開高健フィッシュ・オン』アラスカ より)

 

 

 多くの釣り人から賞賛を浴びる開高健の釣りエッセイだが、私はそれほど面白いと思ったことはない(巧い、とは思う)。そして、この人の文筆家生命は、ベトナム従軍で終わったのではないかと思うことがある。泥沼の戦地で自分と他者の生命の儚さを凝視し続けた激烈な体験は、ナイーブな青年の心中にあった文筆活動を展開する意志の核心を押しつぶしてしまったのではないか。釣りエッセイからもそうした喪失感のようなものは伝わってくる。それが文学だといわれると、そうですか、というしかないのだが、よく言われるとおり、開高にとって釣りは戦争体験の心の傷を癒すリハビリでもあったのだろう。

 

 大江健三郎とともに若手作家として華々しく活躍していたベトナム従軍以前の作品は、昔、愛読した。しかし晩年、すっかり大物と化した開高健のマスイメージを見ていると、屋根のないガレージに駐められたメルセデス・ベンツのような気恥ずかしさを感じたものだった。今の大江にも全く別の観点から同様な印象を抱くのではあるが。

 開高の死からほどなく、ベルリンの壁崩壊とソ連解体という世界史的節目が訪れた。だが、日本人にとっての時代の大きな変わり目は、同じ時代に並行して進んでいた昭和天皇世代の退場と戦後生まれの台頭によってかたちづくられていったのではないか。言い換えれば歴史性が次第に欠落していく社会の中で、日本人に大まかな2層の精神的な脈絡が生まれてきた。現総理大臣もそうだし、彼に敵対しようとする人々もそうだが、歴史性が欠落した人格ほど、歴史に拘泥する(しかし、真の意味で知ろうとはしない)様子は、なにか、一幕の出来の悪いコントを見る様にお尻がざわめくのである。端的に言えば、戦争と平和について意味があることを言える人がいなくなったな、ということだ。もちろんジェネレーション・ギャップは、パピルスの時代から存在したものではあろうが、同時代的に目の前でそうしたムーブメントが拡大する様を見る心持ちは一種独特にむず痒いものである。

 一方でいまから45年ほど前にこんなことを書いている人がいた。

私はテレヴィジョンでごく若い人たちと話した際、非武装平和を主張するその一人が、日本は非武装平和に徹して、侵入する外敵に対しては一切抵抗せず皆殺しにされてもよく、それによって世界史に平和憲法の理想が生かされればよいと主張するのをきいて、それがそのまま、戦時中の一億玉砕思想に直結することに興味を抱いた。一億層玉砕思想は、目に見えぬ文化、国の魂、その精神的価値を守るためなら、保持者自身が全滅し、又、目に見える文化すべてが破壊されてもよい、という思想である。
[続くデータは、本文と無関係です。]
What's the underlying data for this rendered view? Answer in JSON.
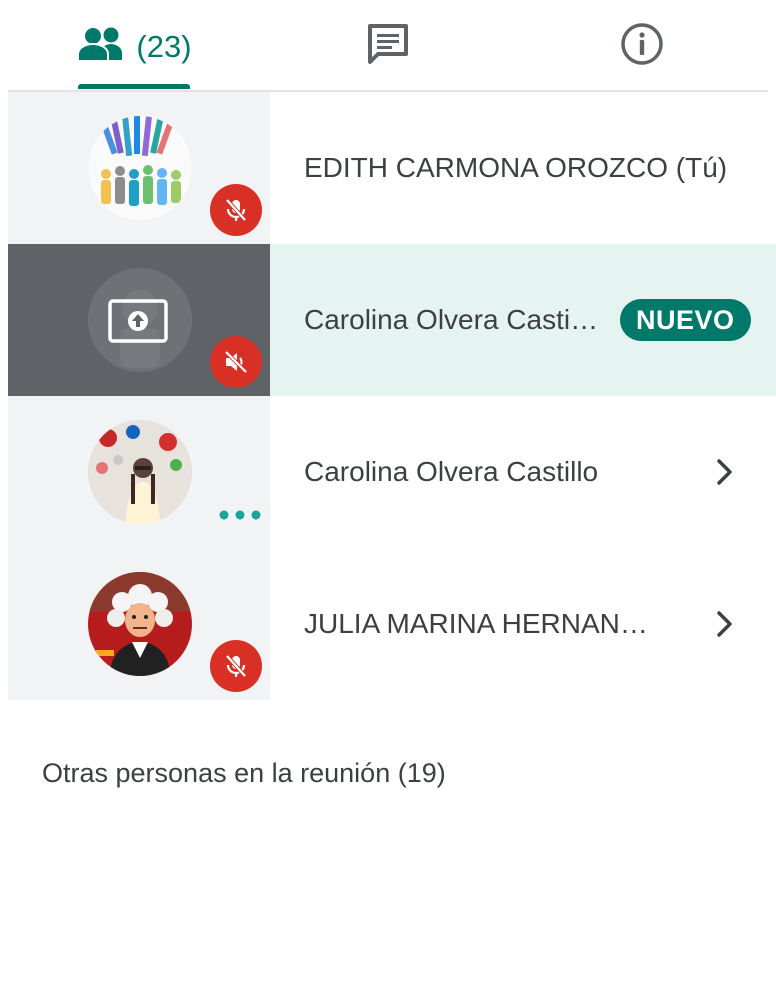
{
  "tabs": {
    "people_count": "(23)",
    "people_icon": "people-icon",
    "chat_icon": "chat-icon",
    "info_icon": "info-icon"
  },
  "colors": {
    "accent": "#00796b",
    "mute_red": "#d93025",
    "row_bg": "#f1f3f4",
    "highlight_bg": "#e6f4f1",
    "presenting_bg": "#5f6368"
  },
  "participants": [
    {
      "name": "EDITH CARMONA OROZCO (Tú)",
      "status_icon": "mic-off-icon",
      "has_chevron": false
    },
    {
      "name": "Carolina Olvera Casti…",
      "status_icon": "volume-off-icon",
      "badge": "NUEVO",
      "presenting": true
    },
    {
      "name": "Carolina Olvera Castillo",
      "status_icon": "speaking-dots-icon",
      "has_chevron": true
    },
    {
      "name": "JULIA MARINA HERNAN…",
      "status_icon": "mic-off-icon",
      "has_chevron": true
    }
  ],
  "others_heading": "Otras personas en la reunión (19)"
}
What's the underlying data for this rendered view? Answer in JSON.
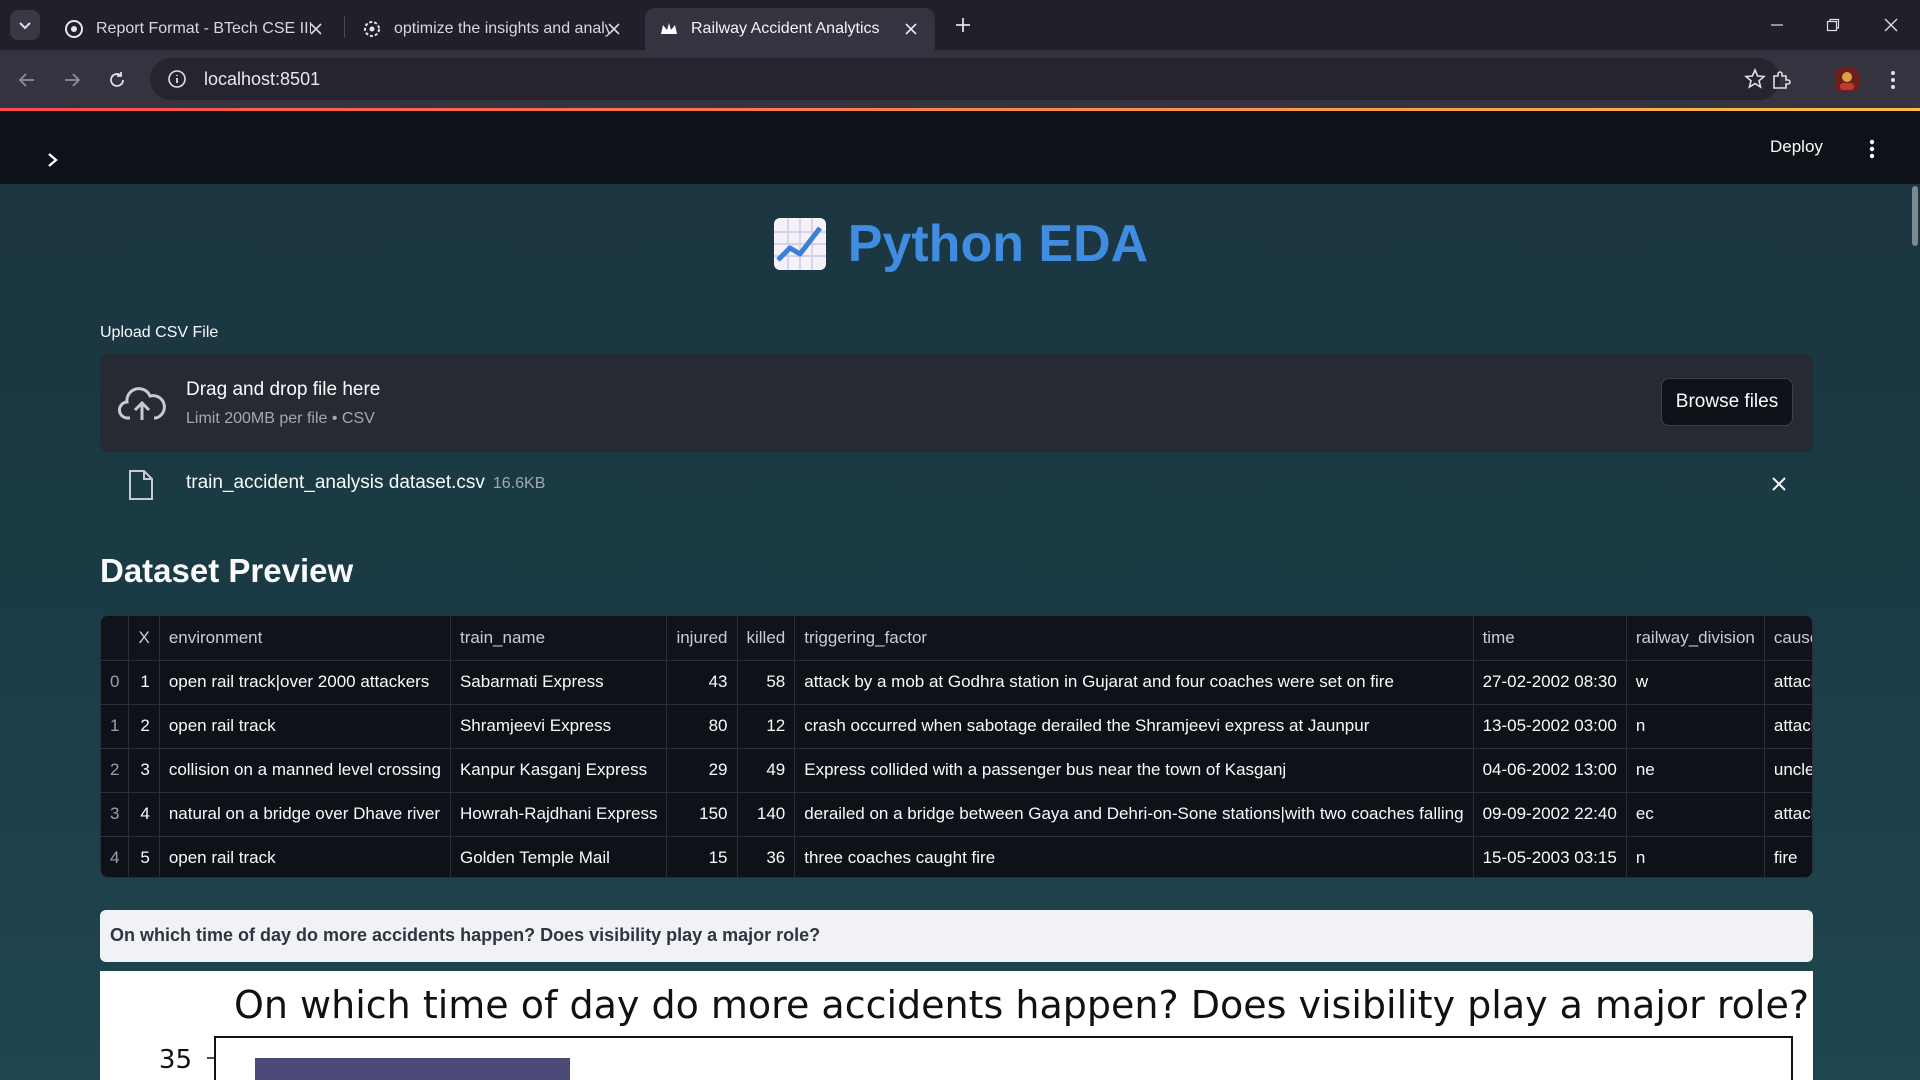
{
  "browser": {
    "tabs": [
      {
        "title": "Report Format - BTech CSE IIIT | "
      },
      {
        "title": "optimize the insights and analy"
      },
      {
        "title": "Railway Accident Analytics"
      }
    ],
    "url": "localhost:8501"
  },
  "app": {
    "deploy_label": "Deploy",
    "page_title": "Python EDA",
    "upload": {
      "label": "Upload CSV File",
      "drop_text": "Drag and drop file here",
      "limit_text": "Limit 200MB per file • CSV",
      "browse_label": "Browse files"
    },
    "file": {
      "name": "train_accident_analysis dataset.csv",
      "size": "16.6KB"
    },
    "preview_heading": "Dataset Preview",
    "table": {
      "columns": [
        "",
        "X",
        "environment",
        "train_name",
        "injured",
        "killed",
        "triggering_factor",
        "time",
        "railway_division",
        "cause"
      ],
      "rows": [
        [
          "0",
          "1",
          "open rail track|over 2000 attackers",
          "Sabarmati Express",
          "43",
          "58",
          "attack by a mob at Godhra station in Gujarat and four coaches were set on fire",
          "27-02-2002 08:30",
          "w",
          "attack"
        ],
        [
          "1",
          "2",
          "open rail track",
          "Shramjeevi Express",
          "80",
          "12",
          " crash occurred when sabotage derailed the Shramjeevi express at Jaunpur",
          "13-05-2002 03:00",
          "n",
          "attack"
        ],
        [
          "2",
          "3",
          "collision on a manned level crossing",
          "Kanpur Kasganj Express",
          "29",
          "49",
          "Express collided with a passenger bus near the town of Kasganj",
          "04-06-2002 13:00",
          "ne",
          "unclear"
        ],
        [
          "3",
          "4",
          "natural on a bridge over Dhave river",
          "Howrah-Rajdhani Express",
          "150",
          "140",
          "derailed on a bridge between Gaya and Dehri-on-Sone stations|with two coaches falling",
          "09-09-2002 22:40",
          "ec",
          "attack"
        ],
        [
          "4",
          "5",
          "open rail track",
          "Golden Temple Mail",
          "15",
          "36",
          "three coaches caught fire",
          "15-05-2003 03:15",
          "n",
          "fire"
        ]
      ]
    },
    "question": "On which time of day do more accidents happen? Does visibility play a major role?"
  },
  "chart_data": {
    "type": "bar",
    "title": "On which time of day do more accidents happen? Does visibility play a major role?",
    "y_tick_visible": "35",
    "bar_color": "#4c4b78"
  }
}
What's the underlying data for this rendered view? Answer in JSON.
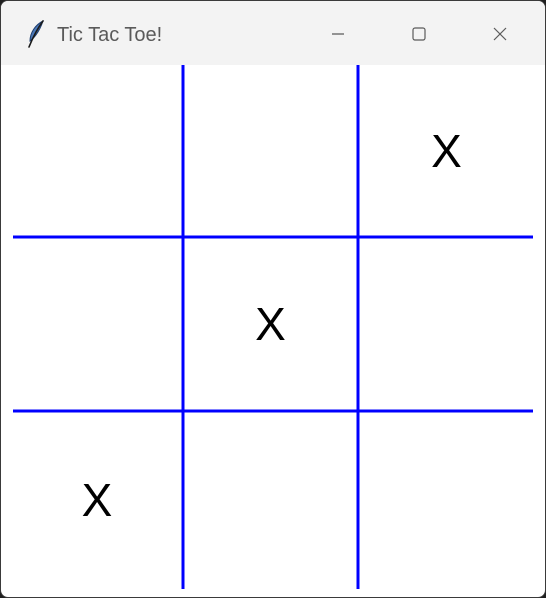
{
  "window": {
    "title": "Tic Tac Toe!",
    "app_icon": "feather-icon",
    "controls": {
      "minimize_icon": "minimize-icon",
      "maximize_icon": "maximize-icon",
      "close_icon": "close-icon"
    }
  },
  "board": {
    "grid_color": "#0000ff",
    "mark_color": "#000000",
    "cells": [
      [
        "",
        "",
        "X"
      ],
      [
        "",
        "X",
        ""
      ],
      [
        "X",
        "",
        ""
      ]
    ]
  }
}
戦時中の現象は、あたかも陰画と陽画のように、戦後思想へ伝承されている。

三島由紀夫『文化防衛論』より)

 この『文化防衛論』という文章は全体(特に後半部)としては三島独特の天皇論が展開されており、なんじゃらほい?という感じなのだが、上の引用に見られる今も通じる鋭い洞察もあって面白い。死んでもラッパを離さない日本人。民主主義って何だ?

 

 そういえば、開高健は私の父と名前と生年、出身地(大阪)が同じで、出身大学(大阪市立大学)も一緒。しかもともに酒好き。しかし、互いに一面識もなかったらしい。開高氏はほとんど大学キャンパスに足を運んでいなかったが、父は奨学金をもらう真面目な学生だったからである。今月、一周忌を迎える。